How Universal Credit affects disabled people
Last month we were invited to Parliament to speak to MPs about Universal Credit. We spoke about the barriers claimants face progressing in work and what help different claimants need. Our Policy Manager, Sharlene McGee tells us what happened when she presented evidence to the Work and Pensions select committee’s inquiry.
What stops disabled people from progressing in work?
Without the right understanding and access to resources, disabled people face a high level of job insecurity.
Our research found over seven in ten (73 percent) disabled adults in the UK said they have stopped working due to their health condition or disability. Of these, 26 percent say they spent six months or less in work after developing their health condition or disability.
A lack of in-work support
Workplace culture is crucial in determining whether a disabled person will be able to gain, remain and progress in work. Support structures need to be in place.
It is essential staff know what support they can expect from their employer. Particular tools may be needed to assert workplace rights and for a person to feel confident that this won’t put their job at risk.
Only 49 percent of disabled people are aware of protections in the workplace (ref 53). Approaching the conversation about requests for support can be very difficult.
Access to Work
As well as support from an employer, people can turn to Access to Work. This offers provisions to support disabled people to gain, remain and progress in work by funding adjustments – eg. technology, travel and support - that go beyond what might be considered ‘reasonable’ for the employer to fund; and by providing direct advice and assessment.
This programme is vital given that, on average, disabled people earn 15 per cent less a year than non-disabled workers. This is equivalent to £1.50 less for every hour they work. (TUC, Disability employment and pay gaps)

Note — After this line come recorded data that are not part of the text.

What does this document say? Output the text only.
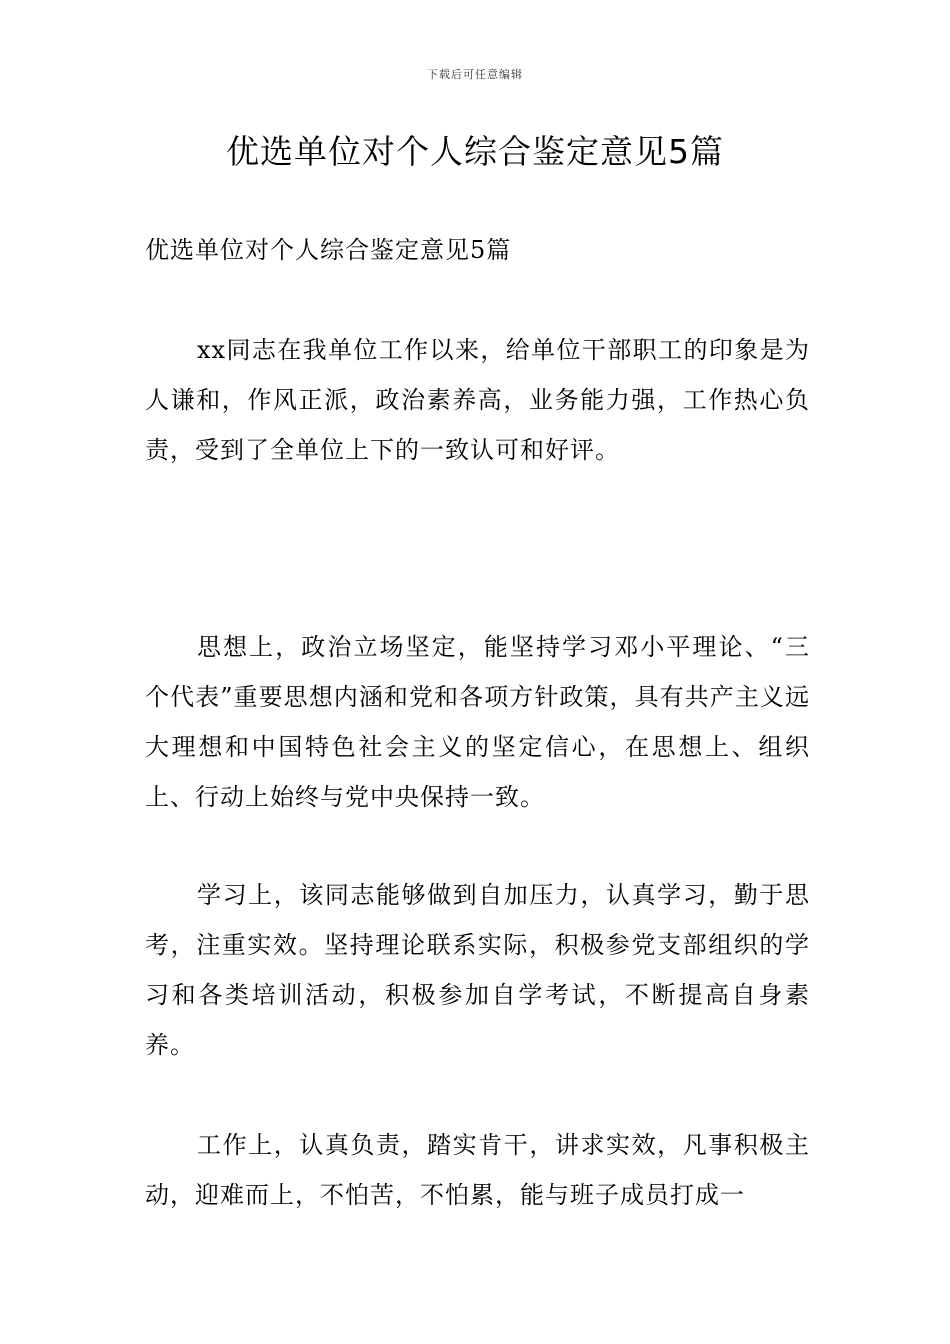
下载后可任意编辑
优选单位对个人综合鉴定意见5篇

优选单位对个人综合鉴定意见5篇

xx同志在我单位工作以来，给单位干部职工的印象是为人谦和，作风正派，政治素养高，业务能力强，工作热心负责，受到了全单位上下的一致认可和好评。

思想上，政治立场坚定，能坚持学习邓小平理论、“三个代表”重要思想内涵和党和各项方针政策，具有共产主义远大理想和中国特色社会主义的坚定信心，在思想上、组织上、行动上始终与党中央保持一致。

学习上，该同志能够做到自加压力，认真学习，勤于思考，注重实效。坚持理论联系实际，积极参党支部组织的学习和各类培训活动，积极参加自学考试，不断提高自身素养。

工作上，认真负责，踏实肯干，讲求实效，凡事积极主动，迎难而上，不怕苦，不怕累，能与班子成员打成一
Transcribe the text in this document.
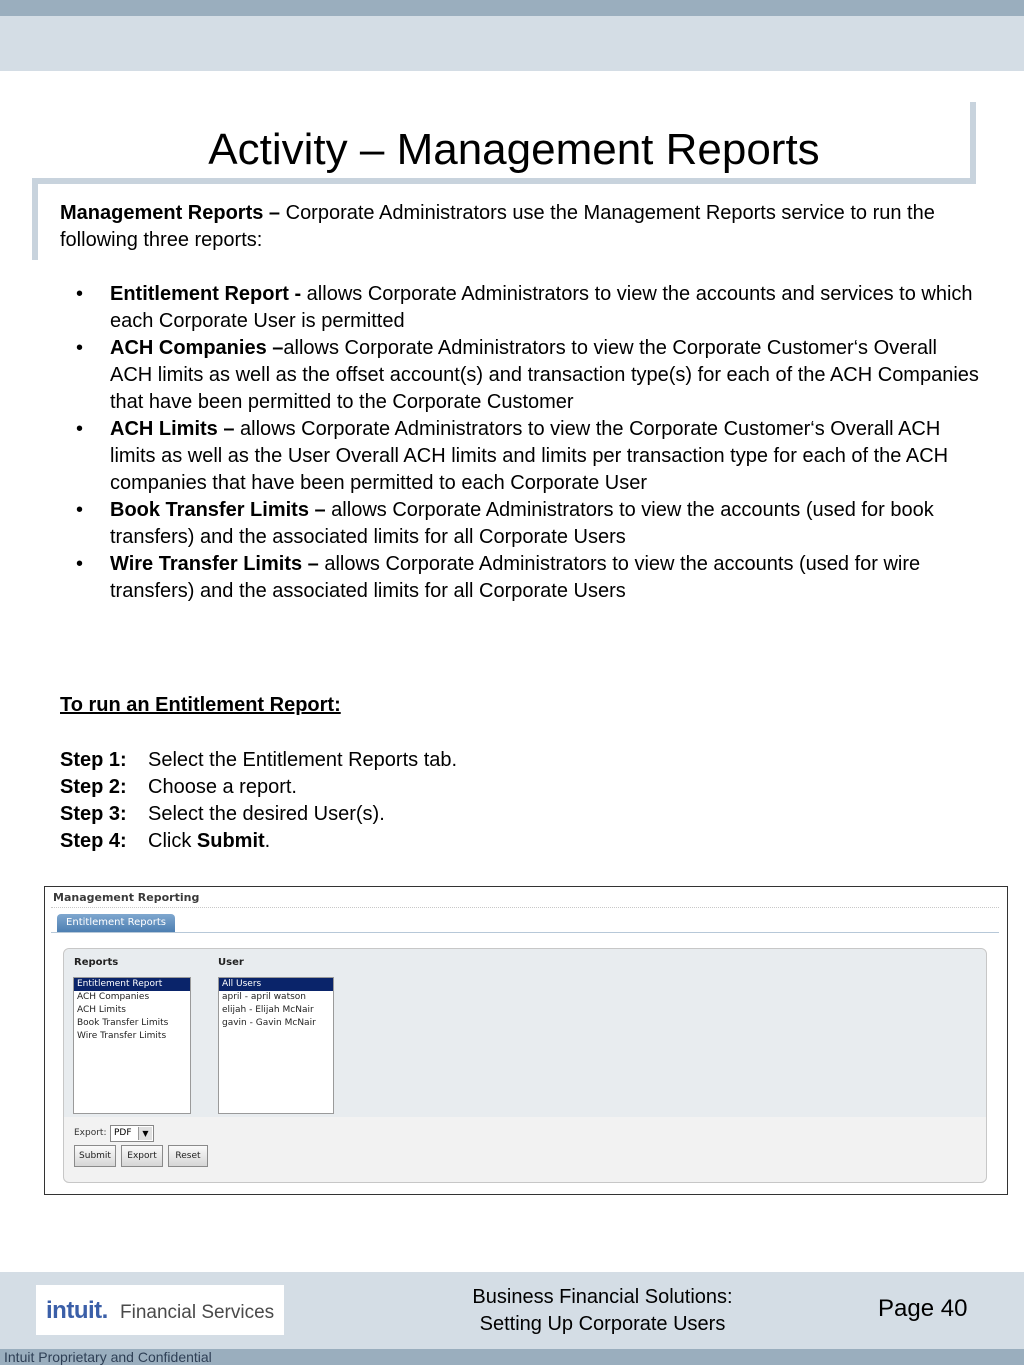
Activity – Management Reports

Management Reports – Corporate Administrators use the Management Reports service to run the following three reports:

• Entitlement Report - allows Corporate Administrators to view the accounts and services to which each Corporate User is permitted
• ACH Companies –allows Corporate Administrators to view the Corporate Customer‘s Overall ACH limits as well as the offset account(s) and transaction type(s) for each of the ACH Companies that have been permitted to the Corporate Customer
• ACH Limits – allows Corporate Administrators to view the Corporate Customer‘s Overall ACH limits as well as the User Overall ACH limits and limits per transaction type for each of the ACH companies that have been permitted to each Corporate User
• Book Transfer Limits – allows Corporate Administrators to view the accounts (used for book transfers) and the associated limits for all Corporate Users
• Wire Transfer Limits – allows Corporate Administrators to view the accounts (used for wire transfers) and the associated limits for all Corporate Users
To run an Entitlement Report:
Step 1: Select the Entitlement Reports tab.
Step 2: Choose a report.
Step 3: Select the desired User(s).
Step 4: Click Submit.
Management Reporting
Entitlement Reports
Reports	User
Entitlement Report
ACH Companies
ACH Limits
Book Transfer Limits
Wire Transfer Limits
All Users
april - april watson
elijah - Elijah McNair
gavin - Gavin McNair
Export: PDF	▼
Submit	Export	Reset
intuit. Financial Services
Business Financial Solutions:
Setting Up Corporate Users
Page 40
Intuit Proprietary and Confidential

The Equality and Human Rights Commission (EHRC) has also found that the likelihood disabled people will be in low paid jobs has increased. (Equality and Human Rights Commission, Is Britain Fairer? (2018)
Yet there are concerns that, in spite of the benefits of Access to Work, many who need it are not able to access it. In recent years, there has been no significant extension of the programme’s reach or funding.
(Reference: 33,860 people received a payment from Access to Work in 2017/18, while in 2010/11 payments were made to 32,810 people. – Department for Work and Pensions Access to Work statistics, April 2007 – March 2018)
Our research shows that only 23 percent of disabled adults in the UK who are currently or previously working say they have ever received Access to Work support.
Any delays in receiving Access to Work support needs to be urgently addressed as job offers may be jeopardised where delays in setting up support prevent the taking up of a new post. Continuous support for employers so that they have ongoing access to information is needed so they can confidently recruit disabled people and respond to the needs of staff who acquire disabilities or health conditions while in post.
Sanctions and the work conditionality system
The Committee was interested to know if there is any role for sanctions and the effect on disabled employees.
EHRC research shows benefit sanctions are applied inconsistently. This disproportionately impact certain groups including disabled people without moving them closer to paid work. Instead, sanctions often exacerbate many disabled people’s existing illnesses and conditions, particularly when it comes to mental health conditions. (Equality and Human Rights Commission, Is Britain Fairer? (2018)
Sanctions do little to change claimant motivation. Instead of helping people’s entry into work or progression in labour market, they feed hostility towards support services and worsen relationships with job centre staff.
There is also concerning evidence suggesting financial sanctions force individuals to take up jobs that are lower paid, more insecure and of poorer quality. This feeds a cycle of low attainment, embedding poverty and low economic activity in the long term.
In his recent report on poverty in the UK, the UN Rapporteur Philip Alston called out the UK Government. He referred to the impact of austerity and welfare reforms on disabled people. The Government must listen and take action on Alston’s recommendations.
Disabled people have been the hardest hit by welfare reforms. There is alarming evidence that they are being disproportionately affected by welfare sanctions. A full review of the work conditionality system is needed. It is clear independent dispute resolution mechanisms must be available and fully accessible.
We’re really pleased the Work and Pensions Select Committee invited us to provide evidence on these issues, along with others representing Gingerbread, Working Families and Timewise.
As a sector, we understand what works best to support people into work as well as progress in the workplace. We will be closely following the next stage of the government’s “managed migration” of people onto Universal Credit later this year. We hope our evidence will help the government to address the financial insecurity many disabled people face.